On May 2, Felix Leger, Jules Tusseau, and I followed an obvious line on the right side of the face in five pitches. This was generally no more than 5 in difficulty, except for a short section where we climbed around a little cave via a slightly overhanging crack before crossing an unprotected slab. I was able to free all this, but my two partners had to resort to aid, convincing me this section was probably around 6b. After pitch five, we short-roped up the ridge above and then descended the glaciated south face as night settled, rappelling twice. We named the route Felix el Titi (the “titi” being an Andean wild cat).
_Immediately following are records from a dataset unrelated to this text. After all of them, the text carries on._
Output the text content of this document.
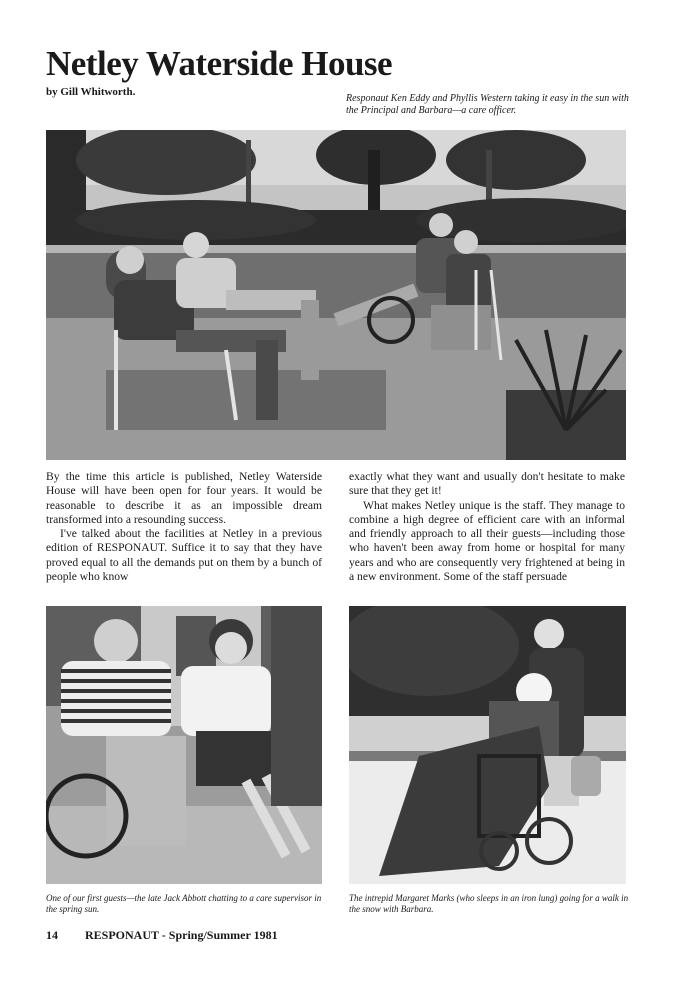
Netley Waterside House
by Gill Whitworth.
Responaut Ken Eddy and Phyllis Western taking it easy in the sun with the Principal and Barbara—a care officer.

By the time this article is published, Netley Waterside House will have been open for four years. It would be reasonable to describe it as an impossible dream transformed into a resounding success.

I've talked about the facilities at Netley in a previous edition of RESPONAUT. Suffice it to say that they have proved equal to all the demands put on them by a bunch of people who know

exactly what they want and usually don't hesitate to make sure that they get it!

What makes Netley unique is the staff. They manage to combine a high degree of efficient care with an informal and friendly approach to all their guests—including those who haven't been away from home or hospital for many years and who are consequently very frightened at being in a new environment. Some of the staff persuade

One of our first guests—the late Jack Abbott chatting to a care supervisor in the spring sun.
The intrepid Margaret Marks (who sleeps in an iron lung) going for a walk in the snow with Barbara.
14 RESPONAUT - Spring/Summer 1981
On June 28 I returned with Sergio Condori's brother Juvenal and found more snow than expected—the east face had almost cleared due to the morning sun it receives, but post-holing on the approach was a struggle. We followed another obvious line, just to the right (but completely independent) from our 2017 route, Juntos al Puma. The new route is the most challenging line so far on the face: sustained at 6a+, with several small overhangs that were quite "breathtaking" at over 5,000m with rucksacks and a trad rack. After six pitches of good granite, we scrambled to the top, dynamically belaying a few short sections. This time we descended the glacier that flows from the col north of the summit, thus avoiding any rappels and making the descent faster if a little longer. We named the route Jaguar Holocaust.
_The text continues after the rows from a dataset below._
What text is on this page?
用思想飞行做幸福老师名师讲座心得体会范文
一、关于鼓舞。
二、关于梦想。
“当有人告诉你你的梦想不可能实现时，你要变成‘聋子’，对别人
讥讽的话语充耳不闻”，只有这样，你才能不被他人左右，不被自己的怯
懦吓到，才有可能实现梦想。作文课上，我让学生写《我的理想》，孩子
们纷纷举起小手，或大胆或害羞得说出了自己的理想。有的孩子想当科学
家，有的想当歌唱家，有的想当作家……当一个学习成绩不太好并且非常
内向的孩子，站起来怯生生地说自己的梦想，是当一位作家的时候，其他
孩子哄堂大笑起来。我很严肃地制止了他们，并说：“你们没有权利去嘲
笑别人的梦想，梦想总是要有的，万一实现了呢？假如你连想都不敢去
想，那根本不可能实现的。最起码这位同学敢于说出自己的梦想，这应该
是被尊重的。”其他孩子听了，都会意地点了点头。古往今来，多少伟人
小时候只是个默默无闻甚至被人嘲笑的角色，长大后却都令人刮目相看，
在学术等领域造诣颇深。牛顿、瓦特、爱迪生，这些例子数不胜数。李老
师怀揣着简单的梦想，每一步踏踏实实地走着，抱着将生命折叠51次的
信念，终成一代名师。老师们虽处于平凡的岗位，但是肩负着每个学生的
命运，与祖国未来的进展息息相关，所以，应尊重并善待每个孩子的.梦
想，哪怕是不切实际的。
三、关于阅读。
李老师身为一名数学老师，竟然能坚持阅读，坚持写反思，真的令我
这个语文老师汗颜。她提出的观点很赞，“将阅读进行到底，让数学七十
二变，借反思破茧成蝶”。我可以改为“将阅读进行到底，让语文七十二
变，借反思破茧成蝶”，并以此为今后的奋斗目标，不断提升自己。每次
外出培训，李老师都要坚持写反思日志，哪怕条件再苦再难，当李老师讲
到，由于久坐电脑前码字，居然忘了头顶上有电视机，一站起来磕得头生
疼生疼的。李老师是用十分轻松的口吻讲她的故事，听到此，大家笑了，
(In recent years, as Chinese influence and the number of Chinese nationals living and working in Bolivia have grown, Bolivian jaguars have faced increased threats. The trafficking of jaguars or possession of jaguar parts has been illegal for some time, but the teeth can be sold at great profit in China, where they are made into necklaces or traditional medicines. Smuggling has increased, and though there have been a number of arrests—in one case, in February 2018, two Chinese were caught in possession of nearly 200 jaguar fangs—it is reported that successful prosecutions have been slow to follow.)
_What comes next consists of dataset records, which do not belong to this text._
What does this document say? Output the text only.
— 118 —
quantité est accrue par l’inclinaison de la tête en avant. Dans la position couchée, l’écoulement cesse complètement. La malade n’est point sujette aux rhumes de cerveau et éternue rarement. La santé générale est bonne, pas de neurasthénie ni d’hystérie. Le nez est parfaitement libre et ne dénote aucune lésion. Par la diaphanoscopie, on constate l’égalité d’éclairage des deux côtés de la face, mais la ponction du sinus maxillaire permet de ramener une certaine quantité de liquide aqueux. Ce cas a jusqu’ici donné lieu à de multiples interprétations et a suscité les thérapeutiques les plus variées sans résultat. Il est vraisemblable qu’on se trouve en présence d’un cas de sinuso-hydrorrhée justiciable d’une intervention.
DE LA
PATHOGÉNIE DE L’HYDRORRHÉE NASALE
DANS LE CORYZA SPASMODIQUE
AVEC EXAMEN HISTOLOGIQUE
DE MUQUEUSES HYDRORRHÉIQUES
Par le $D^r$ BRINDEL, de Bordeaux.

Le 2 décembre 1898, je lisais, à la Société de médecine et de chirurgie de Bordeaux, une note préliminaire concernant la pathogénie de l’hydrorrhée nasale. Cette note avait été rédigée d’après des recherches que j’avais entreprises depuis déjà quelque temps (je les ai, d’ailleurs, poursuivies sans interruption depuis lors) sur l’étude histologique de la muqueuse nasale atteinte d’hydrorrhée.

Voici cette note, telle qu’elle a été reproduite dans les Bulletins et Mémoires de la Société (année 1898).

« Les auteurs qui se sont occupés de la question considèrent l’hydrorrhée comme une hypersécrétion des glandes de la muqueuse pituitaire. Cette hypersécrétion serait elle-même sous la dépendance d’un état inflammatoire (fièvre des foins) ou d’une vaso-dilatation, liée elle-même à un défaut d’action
On July 11, I returned for a third route, this time with two clients, Cornelia and Thomas. We followed a line through the middle of the face that wasn't so hard (5). It led into the offwidth pitch of Juntos al Puma, which Cornelia and Thomas found quite challenging. Cornelia suggested the route name Coni's Dream, as she had dreamed of climbing a new route sometime in her life.

All three routes were climbed clean, and a simple rack of cams from 00 to 4, enhanced with a set of nuts, was perfectly adequate.